5 thoughts on “DeGrasse Tyson: “We Are Witnessing The ‘Unraveling Of An Informed Democracy'””


  1. Tyson, 1:25: “Generally, when we think of weather we don’t think of clear blue skies we think of what WATER is doing in the atmosphere. Is it snow, sleet, hail, rain, wind-driven? When we think of ‘weather’ that’s what we think of. And so, when you store that much more moisture in the atmosphere, we are that much more susceptible to the extremes of weather. So a storm would be more intense, droughts would be more intense, and so these [hurricanes] are shots across our bow.”

    That’s insightful, and could be helpful in describing to the general public how climate change will change the weather. The old Charles Dudley Warner complaint goes “Everybody complains about the weather, but nobody does anything about it”. But, really, we DID do something about it: we made it worse (through higher moisture content).


    1. That’s an interesting way of looking at it, but we at least have the good fortune not to be living during the time of the next 10 to 100 generations (assuming they happen), when what water is doing will only be part of the story. We in the US will have (as some people do now) weather reports from California to Ohio and Mexico to Montana, that include updates on what dust and sand are doing, and crucial, life and death information on what the wind speed is, and warnings on what the temperature is so you know if you can go outside long enough to take the trash out without dying.


    2. Also at 6:25…he explains how incremental changes at storm surges will catch up with us. Overtop the levee and flood the city, so you move the city inland, then again at the next instance. He also reminds us that insurance companies and the military — organizations that understand risk better than any — are well aware of this.

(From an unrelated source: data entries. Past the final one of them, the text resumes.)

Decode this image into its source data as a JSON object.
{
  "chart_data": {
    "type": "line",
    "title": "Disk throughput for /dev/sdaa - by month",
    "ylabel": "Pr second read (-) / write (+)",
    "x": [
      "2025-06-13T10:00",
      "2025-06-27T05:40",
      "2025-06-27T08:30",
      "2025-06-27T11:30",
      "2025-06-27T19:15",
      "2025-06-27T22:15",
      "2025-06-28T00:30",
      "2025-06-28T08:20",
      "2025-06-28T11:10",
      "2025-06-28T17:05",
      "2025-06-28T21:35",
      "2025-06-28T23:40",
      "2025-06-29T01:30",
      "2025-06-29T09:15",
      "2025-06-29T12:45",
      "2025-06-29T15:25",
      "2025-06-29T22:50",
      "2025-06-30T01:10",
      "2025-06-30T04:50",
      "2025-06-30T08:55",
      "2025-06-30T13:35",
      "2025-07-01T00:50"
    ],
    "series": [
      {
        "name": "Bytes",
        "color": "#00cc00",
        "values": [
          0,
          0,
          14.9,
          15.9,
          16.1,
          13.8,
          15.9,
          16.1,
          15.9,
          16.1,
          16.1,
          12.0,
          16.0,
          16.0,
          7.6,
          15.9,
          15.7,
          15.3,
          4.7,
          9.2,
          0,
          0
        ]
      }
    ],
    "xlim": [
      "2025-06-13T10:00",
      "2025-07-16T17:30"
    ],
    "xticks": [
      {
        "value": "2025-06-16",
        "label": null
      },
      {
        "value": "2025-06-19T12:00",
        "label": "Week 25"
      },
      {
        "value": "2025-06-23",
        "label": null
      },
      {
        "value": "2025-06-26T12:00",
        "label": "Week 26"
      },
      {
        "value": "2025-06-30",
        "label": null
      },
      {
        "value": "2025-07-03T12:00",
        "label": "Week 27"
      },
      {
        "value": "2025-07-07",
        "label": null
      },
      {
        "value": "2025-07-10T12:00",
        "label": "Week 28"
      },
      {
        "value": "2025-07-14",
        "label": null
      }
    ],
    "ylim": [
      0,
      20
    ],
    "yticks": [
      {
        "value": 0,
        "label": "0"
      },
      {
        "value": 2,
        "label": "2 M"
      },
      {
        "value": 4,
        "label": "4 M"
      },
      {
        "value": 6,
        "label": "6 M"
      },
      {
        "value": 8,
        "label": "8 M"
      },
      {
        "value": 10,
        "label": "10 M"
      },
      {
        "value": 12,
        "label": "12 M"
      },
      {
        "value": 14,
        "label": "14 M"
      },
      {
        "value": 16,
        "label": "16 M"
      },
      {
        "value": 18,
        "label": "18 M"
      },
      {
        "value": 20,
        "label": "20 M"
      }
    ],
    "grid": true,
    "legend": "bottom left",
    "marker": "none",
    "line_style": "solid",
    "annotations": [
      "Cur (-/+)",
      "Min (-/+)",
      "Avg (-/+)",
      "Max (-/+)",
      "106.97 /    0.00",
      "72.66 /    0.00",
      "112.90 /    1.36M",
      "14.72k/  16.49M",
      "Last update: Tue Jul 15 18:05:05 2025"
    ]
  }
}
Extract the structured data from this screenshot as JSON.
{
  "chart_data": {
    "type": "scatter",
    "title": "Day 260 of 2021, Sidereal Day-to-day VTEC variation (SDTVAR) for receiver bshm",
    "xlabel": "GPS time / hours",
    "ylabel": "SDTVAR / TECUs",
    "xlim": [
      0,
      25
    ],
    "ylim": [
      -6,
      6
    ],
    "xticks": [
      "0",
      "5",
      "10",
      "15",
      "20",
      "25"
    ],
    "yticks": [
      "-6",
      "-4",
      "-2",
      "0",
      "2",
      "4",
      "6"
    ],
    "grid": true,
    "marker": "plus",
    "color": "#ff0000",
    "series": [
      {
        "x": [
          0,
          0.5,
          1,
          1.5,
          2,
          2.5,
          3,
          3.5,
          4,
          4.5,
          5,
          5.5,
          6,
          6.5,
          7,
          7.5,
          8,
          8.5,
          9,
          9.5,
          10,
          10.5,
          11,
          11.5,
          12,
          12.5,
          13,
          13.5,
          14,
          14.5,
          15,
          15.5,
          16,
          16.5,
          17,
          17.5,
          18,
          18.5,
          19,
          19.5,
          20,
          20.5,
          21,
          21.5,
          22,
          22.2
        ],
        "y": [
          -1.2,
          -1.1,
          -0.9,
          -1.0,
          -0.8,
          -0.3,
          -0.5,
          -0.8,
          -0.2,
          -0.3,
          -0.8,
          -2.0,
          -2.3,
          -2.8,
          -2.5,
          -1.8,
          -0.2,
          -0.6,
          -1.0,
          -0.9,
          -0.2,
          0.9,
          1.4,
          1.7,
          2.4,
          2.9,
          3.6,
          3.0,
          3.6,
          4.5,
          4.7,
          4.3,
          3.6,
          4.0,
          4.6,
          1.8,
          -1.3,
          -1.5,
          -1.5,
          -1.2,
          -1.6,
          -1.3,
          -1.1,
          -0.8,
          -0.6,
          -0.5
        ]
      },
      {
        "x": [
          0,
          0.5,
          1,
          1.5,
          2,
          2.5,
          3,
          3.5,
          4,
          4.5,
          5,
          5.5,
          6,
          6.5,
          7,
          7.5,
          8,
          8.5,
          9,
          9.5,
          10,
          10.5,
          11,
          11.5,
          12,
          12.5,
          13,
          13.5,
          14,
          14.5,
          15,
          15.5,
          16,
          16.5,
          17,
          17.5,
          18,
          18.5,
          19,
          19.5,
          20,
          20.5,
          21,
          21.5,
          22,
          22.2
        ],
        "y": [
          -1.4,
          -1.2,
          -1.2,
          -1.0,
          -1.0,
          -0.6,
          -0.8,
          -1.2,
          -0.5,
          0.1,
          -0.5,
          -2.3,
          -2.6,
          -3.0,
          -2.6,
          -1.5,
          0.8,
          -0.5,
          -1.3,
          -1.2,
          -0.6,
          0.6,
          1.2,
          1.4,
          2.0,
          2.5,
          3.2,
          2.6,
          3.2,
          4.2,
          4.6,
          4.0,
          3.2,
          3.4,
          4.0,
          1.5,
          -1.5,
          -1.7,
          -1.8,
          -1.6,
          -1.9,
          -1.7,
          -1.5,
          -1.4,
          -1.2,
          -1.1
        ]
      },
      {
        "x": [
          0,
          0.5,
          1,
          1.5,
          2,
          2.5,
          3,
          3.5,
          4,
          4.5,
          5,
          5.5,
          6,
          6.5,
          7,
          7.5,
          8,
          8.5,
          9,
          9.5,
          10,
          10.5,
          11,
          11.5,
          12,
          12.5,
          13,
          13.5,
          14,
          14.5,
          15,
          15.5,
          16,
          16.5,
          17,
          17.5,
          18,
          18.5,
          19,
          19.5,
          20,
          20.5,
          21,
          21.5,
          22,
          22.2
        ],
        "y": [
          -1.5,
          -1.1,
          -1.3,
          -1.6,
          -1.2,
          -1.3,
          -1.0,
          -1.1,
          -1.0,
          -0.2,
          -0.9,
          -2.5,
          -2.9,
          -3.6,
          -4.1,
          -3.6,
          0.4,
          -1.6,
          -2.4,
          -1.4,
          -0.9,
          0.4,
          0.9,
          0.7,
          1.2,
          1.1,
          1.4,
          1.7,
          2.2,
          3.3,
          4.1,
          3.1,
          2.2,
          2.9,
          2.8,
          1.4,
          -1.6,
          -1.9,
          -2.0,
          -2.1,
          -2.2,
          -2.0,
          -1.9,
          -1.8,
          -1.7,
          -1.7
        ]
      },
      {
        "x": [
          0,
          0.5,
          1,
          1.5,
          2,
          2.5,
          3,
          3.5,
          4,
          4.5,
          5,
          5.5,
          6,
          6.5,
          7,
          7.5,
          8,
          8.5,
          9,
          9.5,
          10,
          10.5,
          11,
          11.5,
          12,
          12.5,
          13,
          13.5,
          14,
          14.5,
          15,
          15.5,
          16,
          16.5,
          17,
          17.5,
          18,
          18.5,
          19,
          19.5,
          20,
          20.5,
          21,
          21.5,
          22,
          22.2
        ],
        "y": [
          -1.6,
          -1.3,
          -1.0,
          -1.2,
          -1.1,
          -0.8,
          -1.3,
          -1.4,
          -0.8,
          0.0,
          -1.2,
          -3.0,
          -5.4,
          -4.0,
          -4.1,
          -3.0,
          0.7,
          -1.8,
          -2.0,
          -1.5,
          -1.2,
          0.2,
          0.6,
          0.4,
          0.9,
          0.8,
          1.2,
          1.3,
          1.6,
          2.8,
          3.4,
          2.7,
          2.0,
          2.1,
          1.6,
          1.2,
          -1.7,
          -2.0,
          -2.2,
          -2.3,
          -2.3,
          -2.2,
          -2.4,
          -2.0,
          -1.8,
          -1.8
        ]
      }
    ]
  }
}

  2. Very interesting paper, Forbes has a good precis and analysis
    MIT Professor Predicts Earth’s Next Mass Extinction To Begin By 2100

    The paper
    http://advances.sciencemag.org/content/3/9/e1700906

    Thresholds of catastrophe in the Earth system
    Daniel H. Rothman
    Science Advances 20 Sep 2017:
    Vol. 3, no. 9, e1700906
    DOI: 10.1126/sciadv.1700906

    Abstract

    The history of the Earth system is a story of change. Some changes are gradual and benign, but others, especially those associated with catastrophic mass extinction, are relatively abrupt and destructive. What sets one group apart from the other? Here, I hypothesize that perturbations of Earth’s carbon cycle lead to mass extinction if they exceed either a critical rate at long time scales or a critical size at short time scales. By analyzing 31 carbon isotopic events during the past 542 million years, I identify the critical rate with a limit imposed by mass conservation. Identification of the crossover time scale separating fast from slow events then yields the critical size. The modern critical size for the marine carbon cycle is roughly similar to the mass of carbon that human activities will likely have added to the oceans by the year 2100.

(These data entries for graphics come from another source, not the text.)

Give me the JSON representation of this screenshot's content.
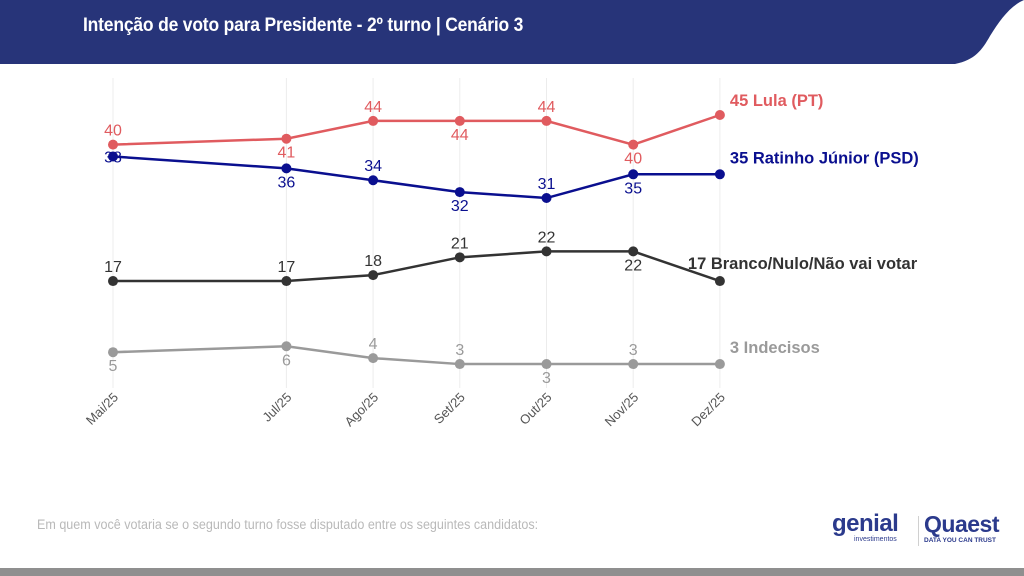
{
  "header": {
    "title": "Intenção de voto para Presidente - 2º turno | Cenário 3",
    "background_color": "#273479"
  },
  "chart_data": {
    "type": "line",
    "title": "Intenção de voto para Presidente - 2º turno | Cenário 3",
    "xlabel": "",
    "ylabel": "",
    "x": [
      "Mai/25",
      "Jul/25",
      "Ago/25",
      "Set/25",
      "Out/25",
      "Nov/25",
      "Dez/25"
    ],
    "ylim": [
      0,
      50
    ],
    "grid": "vertical",
    "legend": "end-labels-right",
    "series": [
      {
        "name": "Lula (PT)",
        "end_label": "45 Lula (PT)",
        "color": "#e05b5f",
        "values": [
          40,
          41,
          44,
          44,
          44,
          40,
          45
        ],
        "label_positions": [
          "above",
          "below",
          "above",
          "below",
          "above",
          "below",
          "none"
        ]
      },
      {
        "name": "Ratinho Júnior (PSD)",
        "end_label": "35 Ratinho Júnior (PSD)",
        "color": "#0a0f8f",
        "values": [
          38,
          36,
          34,
          32,
          31,
          35,
          35
        ],
        "label_positions": [
          "on",
          "below",
          "above",
          "below",
          "above",
          "below",
          "none"
        ]
      },
      {
        "name": "Branco/Nulo/Não vai votar",
        "end_label": "17 Branco/Nulo/Não vai votar",
        "color": "#333333",
        "values": [
          17,
          17,
          18,
          21,
          22,
          22,
          17
        ],
        "label_positions": [
          "above",
          "above",
          "above",
          "above",
          "above",
          "below",
          "none"
        ]
      },
      {
        "name": "Indecisos",
        "end_label": "3 Indecisos",
        "color": "#9a9a9a",
        "values": [
          5,
          6,
          4,
          3,
          3,
          3,
          3
        ],
        "label_positions": [
          "below",
          "below",
          "above",
          "above",
          "below",
          "above",
          "none"
        ]
      }
    ]
  },
  "footer": {
    "question": "Em quem você votaria se o segundo turno fosse disputado entre os seguintes candidatos:",
    "logo_genial": "genial",
    "logo_genial_sub": "investimentos",
    "logo_quaest": "Quaest",
    "logo_quaest_sub": "DATA YOU CAN TRUST"
  }
}
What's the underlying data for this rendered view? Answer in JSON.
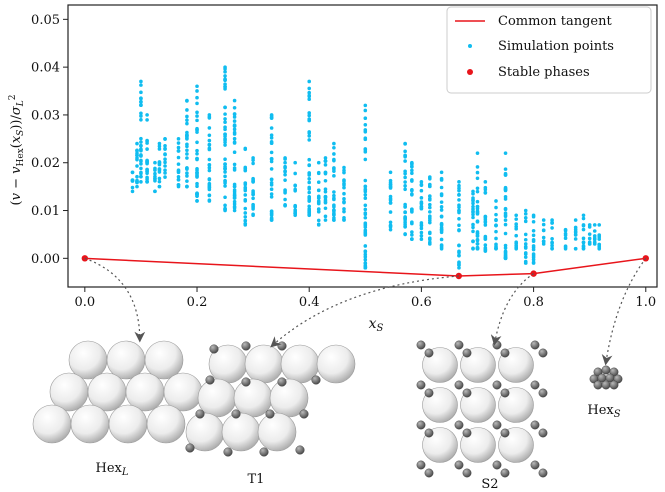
{
  "chart_data": {
    "type": "scatter",
    "xlabel": "x_S",
    "ylabel": "(v − v_Hex(x_S))/σ_L²",
    "xlim": [
      -0.03,
      1.02
    ],
    "ylim": [
      -0.006,
      0.053
    ],
    "x_ticks": [
      0.0,
      0.2,
      0.4,
      0.6,
      0.8,
      1.0
    ],
    "x_tick_labels": [
      "0.0",
      "0.2",
      "0.4",
      "0.6",
      "0.8",
      "1.0"
    ],
    "y_ticks": [
      0.0,
      0.01,
      0.02,
      0.03,
      0.04,
      0.05
    ],
    "y_tick_labels": [
      "0.00",
      "0.01",
      "0.02",
      "0.03",
      "0.04",
      "0.05"
    ],
    "legend_position": "top-right",
    "legend": [
      {
        "label": "Common tangent",
        "kind": "line",
        "color": "#e8151b"
      },
      {
        "label": "Simulation points",
        "kind": "dot",
        "color": "#10bdf0"
      },
      {
        "label": "Stable phases",
        "kind": "dot",
        "color": "#e8151b"
      }
    ],
    "common_tangent": {
      "x": [
        0.0,
        0.6667,
        0.8,
        1.0
      ],
      "y": [
        0.0,
        -0.0037,
        -0.0032,
        0.0
      ]
    },
    "stable_phases": {
      "x": [
        0.0,
        0.6667,
        0.8,
        1.0
      ],
      "y": [
        0.0,
        -0.0037,
        -0.0032,
        0.0
      ]
    },
    "simulation_columns": [
      {
        "x": 0.085,
        "ymin": 0.014,
        "ymax": 0.018
      },
      {
        "x": 0.093,
        "ymin": 0.015,
        "ymax": 0.024
      },
      {
        "x": 0.1,
        "ymin": 0.016,
        "ymax": 0.037
      },
      {
        "x": 0.111,
        "ymin": 0.016,
        "ymax": 0.03
      },
      {
        "x": 0.125,
        "ymin": 0.014,
        "ymax": 0.02
      },
      {
        "x": 0.133,
        "ymin": 0.015,
        "ymax": 0.024
      },
      {
        "x": 0.143,
        "ymin": 0.017,
        "ymax": 0.025
      },
      {
        "x": 0.167,
        "ymin": 0.015,
        "ymax": 0.025
      },
      {
        "x": 0.182,
        "ymin": 0.015,
        "ymax": 0.033
      },
      {
        "x": 0.2,
        "ymin": 0.012,
        "ymax": 0.036
      },
      {
        "x": 0.222,
        "ymin": 0.012,
        "ymax": 0.03
      },
      {
        "x": 0.25,
        "ymin": 0.01,
        "ymax": 0.04
      },
      {
        "x": 0.267,
        "ymin": 0.01,
        "ymax": 0.033
      },
      {
        "x": 0.286,
        "ymin": 0.007,
        "ymax": 0.023
      },
      {
        "x": 0.3,
        "ymin": 0.009,
        "ymax": 0.021
      },
      {
        "x": 0.333,
        "ymin": 0.008,
        "ymax": 0.03
      },
      {
        "x": 0.357,
        "ymin": 0.011,
        "ymax": 0.021
      },
      {
        "x": 0.375,
        "ymin": 0.009,
        "ymax": 0.02
      },
      {
        "x": 0.4,
        "ymin": 0.009,
        "ymax": 0.037
      },
      {
        "x": 0.417,
        "ymin": 0.007,
        "ymax": 0.02
      },
      {
        "x": 0.429,
        "ymin": 0.008,
        "ymax": 0.021
      },
      {
        "x": 0.444,
        "ymin": 0.008,
        "ymax": 0.024
      },
      {
        "x": 0.462,
        "ymin": 0.008,
        "ymax": 0.019
      },
      {
        "x": 0.5,
        "ymin": -0.002,
        "ymax": 0.032
      },
      {
        "x": 0.545,
        "ymin": 0.006,
        "ymax": 0.018
      },
      {
        "x": 0.571,
        "ymin": 0.005,
        "ymax": 0.024
      },
      {
        "x": 0.583,
        "ymin": 0.004,
        "ymax": 0.02
      },
      {
        "x": 0.6,
        "ymin": 0.004,
        "ymax": 0.016
      },
      {
        "x": 0.615,
        "ymin": 0.003,
        "ymax": 0.017
      },
      {
        "x": 0.636,
        "ymin": 0.002,
        "ymax": 0.018
      },
      {
        "x": 0.667,
        "ymin": -0.002,
        "ymax": 0.016
      },
      {
        "x": 0.692,
        "ymin": 0.002,
        "ymax": 0.014
      },
      {
        "x": 0.7,
        "ymin": 0.002,
        "ymax": 0.022
      },
      {
        "x": 0.714,
        "ymin": 0.0015,
        "ymax": 0.016
      },
      {
        "x": 0.733,
        "ymin": 0.002,
        "ymax": 0.012
      },
      {
        "x": 0.75,
        "ymin": 0.0,
        "ymax": 0.022
      },
      {
        "x": 0.769,
        "ymin": 0.002,
        "ymax": 0.009
      },
      {
        "x": 0.786,
        "ymin": -0.001,
        "ymax": 0.01
      },
      {
        "x": 0.8,
        "ymin": -0.001,
        "ymax": 0.009
      },
      {
        "x": 0.818,
        "ymin": 0.003,
        "ymax": 0.008
      },
      {
        "x": 0.833,
        "ymin": 0.002,
        "ymax": 0.008
      },
      {
        "x": 0.857,
        "ymin": 0.002,
        "ymax": 0.006
      },
      {
        "x": 0.875,
        "ymin": 0.002,
        "ymax": 0.008
      },
      {
        "x": 0.889,
        "ymin": 0.002,
        "ymax": 0.009
      },
      {
        "x": 0.9,
        "ymin": 0.003,
        "ymax": 0.007
      },
      {
        "x": 0.909,
        "ymin": 0.003,
        "ymax": 0.007
      },
      {
        "x": 0.917,
        "ymin": 0.002,
        "ymax": 0.007
      }
    ]
  },
  "structures": [
    {
      "label": "Hex_L",
      "x": 0.0
    },
    {
      "label": "T1",
      "x": 0.6667
    },
    {
      "label": "S2",
      "x": 0.8
    },
    {
      "label": "Hex_S",
      "x": 1.0
    }
  ],
  "colors": {
    "tangent": "#e8151b",
    "simulation": "#10bdf0",
    "axes": "#222222",
    "large_particle": "#f0f0f0",
    "small_particle": "#6e6e6e"
  }
}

    From the Forbes article
    The upside? The effects of this mass extinction event will take a while to be fully realized. While we have increased the amount of carbon at unprecedented rates, it takes the Earth some time to equilibrate to the new conditions. This means we have thousands of years (a blip in the geologic record) for the mass extinction to fully be in effect.

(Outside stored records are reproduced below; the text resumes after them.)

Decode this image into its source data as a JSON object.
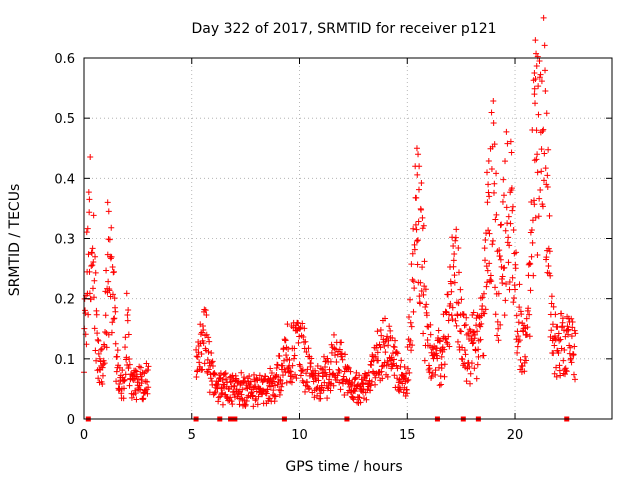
{
  "chart_data": {
    "type": "scatter",
    "title": "Day 322 of 2017, SRMTID for receiver p121",
    "xlabel": "GPS time / hours",
    "ylabel": "SRMTID / TECUs",
    "xlim": [
      0,
      24.5
    ],
    "ylim": [
      0,
      0.6
    ],
    "xticks": [
      0,
      5,
      10,
      15,
      20
    ],
    "xtick_labels": [
      "0",
      "5",
      "10",
      "15",
      "20"
    ],
    "yticks": [
      0,
      0.1,
      0.2,
      0.3,
      0.4,
      0.5,
      0.6
    ],
    "ytick_labels": [
      "0",
      "0.1",
      "0.2",
      "0.3",
      "0.4",
      "0.5",
      "0.6"
    ],
    "grid": true,
    "marker": "+",
    "color": "#ff0000",
    "zero_squares_x": [
      0.2,
      5.2,
      6.3,
      6.8,
      7.0,
      9.3,
      12.2,
      16.4,
      17.6,
      18.3,
      22.4
    ],
    "segments": [
      {
        "start": 0.0,
        "end": 3.0,
        "peaks": [
          [
            0.3,
            0.24,
            0.28
          ],
          [
            1.2,
            0.2,
            0.26
          ],
          [
            2.0,
            0.1,
            0.09
          ]
        ],
        "base": 0.06
      },
      {
        "start": 5.2,
        "end": 15.0,
        "peaks": [
          [
            5.5,
            0.08,
            0.4
          ],
          [
            9.8,
            0.07,
            0.7
          ],
          [
            11.7,
            0.05,
            0.5
          ],
          [
            14.0,
            0.07,
            0.6
          ]
        ],
        "base": 0.05
      },
      {
        "start": 15.0,
        "end": 16.6,
        "peaks": [
          [
            15.5,
            0.26,
            0.3
          ]
        ],
        "base": 0.1
      },
      {
        "start": 16.6,
        "end": 18.0,
        "peaks": [
          [
            17.2,
            0.12,
            0.4
          ]
        ],
        "base": 0.1
      },
      {
        "start": 18.0,
        "end": 22.8,
        "peaks": [
          [
            18.9,
            0.28,
            0.28
          ],
          [
            19.7,
            0.25,
            0.35
          ],
          [
            21.0,
            0.33,
            0.3
          ],
          [
            21.4,
            0.28,
            0.2
          ]
        ],
        "base": 0.12
      }
    ],
    "extreme_points": [
      {
        "x": 0.25,
        "y": 0.365
      },
      {
        "x": 1.1,
        "y": 0.36
      },
      {
        "x": 1.15,
        "y": 0.345
      },
      {
        "x": 15.45,
        "y": 0.45
      },
      {
        "x": 15.5,
        "y": 0.44
      },
      {
        "x": 15.55,
        "y": 0.42
      },
      {
        "x": 18.7,
        "y": 0.41
      },
      {
        "x": 18.75,
        "y": 0.39
      },
      {
        "x": 18.8,
        "y": 0.37
      },
      {
        "x": 20.9,
        "y": 0.575
      },
      {
        "x": 20.95,
        "y": 0.565
      },
      {
        "x": 20.9,
        "y": 0.54
      },
      {
        "x": 21.0,
        "y": 0.48
      },
      {
        "x": 20.92,
        "y": 0.43
      },
      {
        "x": 21.05,
        "y": 0.41
      },
      {
        "x": 21.5,
        "y": 0.405
      },
      {
        "x": 21.45,
        "y": 0.39
      }
    ]
  }
}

    The downside? The basis of how long extinction events take to fully realize is based on past extinction events. And just as we discussed above, none of those previous extinction events saw carbon increase on the order of hundreds of years. So, long story short, we can’t fully know what is in store for the future.

    As geologists, we look to the past to understand the future. Unfortunately, we’re in a transformative time in Earth’s history where things are changing faster than they ever have in the past. That makes predicting the future much harder, something that worries scientists. And should worry you.